The boats in the Volvo Ocean Race, which started from Cowes, England, on Sept. 23, 2001, are not only relaying their positions to race headquarters in England via satellite, as the boats in ocean races routinely do, but are also acting as weather data stations.

These race boats are reporting such standard data as average wind speed and direction, but they are also sending information on wave height. This data, all of which will be sent via Inmarsat C, will have a variety of uses by both the sailing community and scientists alike.

The position and weather data will be employed by race headquarters to track the racers and ensure their safety. This data will also be used by the web-based race viewer Virtual Spectator. This software product allows race fans to follow the race via an impressive 3-D display. Each boat sends a position data report four times a day, which contains position information sampled every 10 seconds for each six-hour period. This position data is used by the Virtual Spectator software to display the changing boat positions.
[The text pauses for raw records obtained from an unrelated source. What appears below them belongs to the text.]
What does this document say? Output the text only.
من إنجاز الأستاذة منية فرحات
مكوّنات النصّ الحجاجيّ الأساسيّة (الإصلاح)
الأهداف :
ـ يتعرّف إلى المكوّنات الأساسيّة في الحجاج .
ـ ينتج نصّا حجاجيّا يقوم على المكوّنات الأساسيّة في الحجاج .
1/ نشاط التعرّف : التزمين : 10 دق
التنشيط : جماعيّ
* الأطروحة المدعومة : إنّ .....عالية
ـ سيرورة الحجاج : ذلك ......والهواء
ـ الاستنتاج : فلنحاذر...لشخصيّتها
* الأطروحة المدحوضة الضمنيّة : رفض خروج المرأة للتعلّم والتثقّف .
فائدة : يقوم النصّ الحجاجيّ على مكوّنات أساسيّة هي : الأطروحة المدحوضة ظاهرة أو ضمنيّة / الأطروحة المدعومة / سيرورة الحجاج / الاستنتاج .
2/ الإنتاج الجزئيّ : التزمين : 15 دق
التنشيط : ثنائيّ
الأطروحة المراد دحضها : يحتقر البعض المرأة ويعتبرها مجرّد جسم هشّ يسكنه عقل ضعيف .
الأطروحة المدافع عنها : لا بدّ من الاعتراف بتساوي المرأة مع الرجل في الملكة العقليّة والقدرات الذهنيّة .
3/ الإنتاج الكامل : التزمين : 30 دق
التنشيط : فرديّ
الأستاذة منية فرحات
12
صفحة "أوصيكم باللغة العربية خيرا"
This information is also potentially quite valuable to oceanographers. In the Southern Ocean, home of frequent storms and huge waves, surface-gathered data on wave height is practically nonexistent. Physical oceanographers love to get their hands on actual data recorded on the surface.

While observed Southern Ocean wave-height and -frequency data may be sketchy, this type of information is readily available for U.S. coastal waters, including Puerto Rico and Hawaii, via the NOAA website: www.ndbc.noaa.gov. The National Data Buoy Center operates an array of 70 moored data buoys and coastal marine automated network (C-MAN) sites in various locations around the U.S.

At the data buoy site, you can click on a map of the United States and see a regional map that displays the location of each buoy. By clicking on a buoy, you can see an impressive list of up-to-the-minute information: wind speed, wind gust speed, wind direction, wave height, dominant wave period, atmospheric pressure, water temperature and more.

So if you’re heading into the ocean and you want to know the weather and wave conditions 50 or 60 miles offshore, you can go to the data buoy site and get an immediate sense of what’s happening.